Qual achas que vai ser a evolução do teatro, nos próximos vinte anos?

EC: Eu espero que nos próximos vinte anos se evolua, porque até agora foi muito pouco. É uma questão de educação e respeito. Valorização do que se tem feito, muitas vezes parece que se está na estaca zero.

Achas que tem a ver com o facto de ser uma arte subsidiada?

EC: Eu costumo dizer que é preciso esse incentivo para trabalhar e o Luís Miguel Cintra diz mal comparando, ele é uma sumidade no teatro nacional e completamente subsídio dependente. Quando é dado para isso e com provas dadas, acho que é válido como em qualquer outra área. Fico a pensar nos médicos que são subsidiados para curar os doentes, nos professores que são subsidiados para educar e se o estado tem esta causa social, o teatro também não o merece? Pode-se subsidiar uma companhia para dar ideias. Criar, não entreter. Às vezes, a sensação é de quase pedincha. Sim, nós estamos aqui, trabalhámos profissionalmente, necessitámos de 8 horas por dia para montar um espectáculo. É preciso explicar todas as vezes até a exaustão o mesmo, como se não tivéssemos a fazer isto há mais de 20 anos? Atenção, idade não é posto, falando especificamente do TEF. Perguntam coisas como, é preciso tanto tempo para fazer teatro? Sim, somos profissionais. Não podem faze-lo no final do dia? Podem os amadores, os profissionais necessitam de um trabalho mais longo, a preparação de uma dramaturgia, de um texto atempadamente. Temos de repetir isto várias vezes, porque se confunde muito o amador com o profissional e nesse aspecto não se evoluiu quase nada.

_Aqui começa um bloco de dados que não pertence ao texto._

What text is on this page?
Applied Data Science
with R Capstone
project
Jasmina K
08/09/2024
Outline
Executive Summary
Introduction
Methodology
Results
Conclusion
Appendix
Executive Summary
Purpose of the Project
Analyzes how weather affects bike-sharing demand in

Porquê é que isso acontece?

EC: Por falta de formação em termos culturais. Não distinguem um espectáculo péssimo de um com qualidade. Há pessoas no público que ainda não distinguem o actor que canta o texto, daquele que o declama correctamente. Infelizmente isso acontece. Também passa pelos amadores não achincalharem os profissionais e vice-versa. Nenhum substitui o outro. Há uma confusão generalizada, que compara as três produções por ano, de Luís Miguel Cintra que custam 700 mil euros, com grandes figurinos e cenários e a própria produção teatral do TEF engloba uma programação em que mais de 50% dos textos são de autores portugueses, por acaso, 40% da grande dramaturgia do mundo e os restantes de textos que nem sequer tem forma teatral e são transformados nesse sentido, com um produtor amador que afirma que encenou quatro peças com zero euros. Falta educação e sensibilização.